Como é muito oneroso contratar servidores e resolver os inúmeros problemas entranhados no INSS (Instituto Nacional do Seguro Social), não há a menor dúvida de que resolver tais demandas com uma canetada é muito melhor. Pelo menos, nutrir esta ilusão.
Imbuído desse espírito, o presidente Lula (PT) usou sua caneta para dar vida à Lei n° 14.973 que autoriza simultaneamente duas medidas antagônicas: um golpe na arrecadação previdenciária com a desoneração da folha e o aumento de receitas com o corte sumário dos benefícios.
A diminuição da contribuição previdenciária de empresas com a desoneração da folha de pagamento até o final de 2024 é um duro baque nos cofres da Previdência Social. A lei tira com uma mão e dá com a outra. Em contrapartida, a promessa de melhorar a arrecadação será com a autorização dada ao INSS ao "adotar medidas cautelares visando a conter gastos e prejuízos no pagamento de benefícios por ele administrados, decorrentes de irregularidades ou fraudes".
Na prática, o INSS poderá fazer "bloqueio imediato do pagamento e a suspensão do benefício" em casos de suspeitas de fraude.
Ninguém em sã consciência defende abusos no gasto público ou que fraudadores recebam benefício indevidamente do INSS, cuja sustentabilidade financeira é interesse nacional, seja por aposentados ou quem esteja na fase economicamente ativa.
Ainda que se faça vista grossa à flagrante inconstitucionalidade da recém-criada lei, que praticamente atropela o direito ao contraditório e à ampla defesa, outros aspectos merecem atenção. O primeiro é o perigoso precedente de contrabalancear os problemas históricos do INSS criando, como compensação, espécie de salvo-conduto para o corte de benefícios.
A criação de lei dando superpoderes aos servidores não necessariamente representará ganho qualitativo ao trabalho executado por eles. É que os problemas estruturais e administrativos do INSS seguem inalteráveis.

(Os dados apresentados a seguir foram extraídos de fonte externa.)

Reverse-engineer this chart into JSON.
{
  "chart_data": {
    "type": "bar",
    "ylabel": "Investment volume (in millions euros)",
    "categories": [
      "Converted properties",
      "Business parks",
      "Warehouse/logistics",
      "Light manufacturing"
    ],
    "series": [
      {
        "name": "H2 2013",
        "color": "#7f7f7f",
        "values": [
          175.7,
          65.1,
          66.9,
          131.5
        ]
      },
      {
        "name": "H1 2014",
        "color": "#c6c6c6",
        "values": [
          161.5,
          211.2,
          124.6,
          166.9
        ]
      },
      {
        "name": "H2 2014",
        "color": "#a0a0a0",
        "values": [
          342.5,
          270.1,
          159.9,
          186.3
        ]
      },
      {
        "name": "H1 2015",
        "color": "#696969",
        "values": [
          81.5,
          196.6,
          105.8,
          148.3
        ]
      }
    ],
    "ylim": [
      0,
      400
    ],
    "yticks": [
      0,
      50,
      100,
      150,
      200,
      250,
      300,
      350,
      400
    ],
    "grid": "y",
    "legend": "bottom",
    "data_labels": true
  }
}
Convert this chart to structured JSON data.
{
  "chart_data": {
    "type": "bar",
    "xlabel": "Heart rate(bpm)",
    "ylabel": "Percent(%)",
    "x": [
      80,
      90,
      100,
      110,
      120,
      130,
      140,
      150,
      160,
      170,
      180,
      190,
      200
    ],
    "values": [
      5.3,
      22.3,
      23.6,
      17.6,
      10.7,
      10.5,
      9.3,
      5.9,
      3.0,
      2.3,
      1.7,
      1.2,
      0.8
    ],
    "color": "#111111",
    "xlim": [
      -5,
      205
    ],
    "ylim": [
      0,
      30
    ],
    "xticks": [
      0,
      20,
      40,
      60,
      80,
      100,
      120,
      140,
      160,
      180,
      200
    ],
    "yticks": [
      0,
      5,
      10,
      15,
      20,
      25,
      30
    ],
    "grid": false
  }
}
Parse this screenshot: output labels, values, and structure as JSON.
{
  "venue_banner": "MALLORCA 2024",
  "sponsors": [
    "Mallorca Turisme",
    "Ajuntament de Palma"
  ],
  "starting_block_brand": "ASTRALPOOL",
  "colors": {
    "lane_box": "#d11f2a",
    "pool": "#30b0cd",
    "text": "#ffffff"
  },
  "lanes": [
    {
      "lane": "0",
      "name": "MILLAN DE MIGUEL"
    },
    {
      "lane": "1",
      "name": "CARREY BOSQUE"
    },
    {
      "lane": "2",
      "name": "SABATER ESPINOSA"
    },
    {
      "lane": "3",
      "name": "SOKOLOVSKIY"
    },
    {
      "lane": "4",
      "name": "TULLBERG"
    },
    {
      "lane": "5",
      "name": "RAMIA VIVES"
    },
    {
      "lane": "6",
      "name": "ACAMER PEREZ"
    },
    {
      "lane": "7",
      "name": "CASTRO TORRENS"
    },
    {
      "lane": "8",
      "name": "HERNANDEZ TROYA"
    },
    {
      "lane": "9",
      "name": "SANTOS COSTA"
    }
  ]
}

A precariedade do trabalho e a insuficiência dos servidores do INSS para tanta demanda continuarão. O reflexo de tanta litigiosidade, muitas vezes em razão de injustiças cometidas pelo Instituto, deságua no Judiciário. Conforme o relatório Justiça em Números 2024, o INSS responde por quase metade das demandas na Justiça Federal, com cerca de 3,8 milhões de casos, além da taxa de congestionamento da ordem de 62%.
Em outras edições de operação pente-fino, inclusive com meta financeira pré-estabelecida, a experiência tem mostrado que parcela significativa de aposentados convocados perdem seu benefício, estejam ou não cometendo fraude. A faca amolada do INSS nas operações pente-fino costuma atingir a multidão. Embora devesse, nem sempre há tanto rigor no bloqueio ou suspensão do benefício.
O ponto preocupante dessa nova medida é como os servidores do INSS, com o quadro reduzido, vão responder com afinco cada processo? Considerando que a meta orçamentária da operação pente-fino é proporcionar uma economia de R$ 2,3 bilhões, como se chegou a esse número antes do início da operação?
A míngua de um trabalho confiável, ao que tudo indica mais uma vez o Judiciário vai sofrer com a nova onda de aposentados que perderam seu benefício injustamente.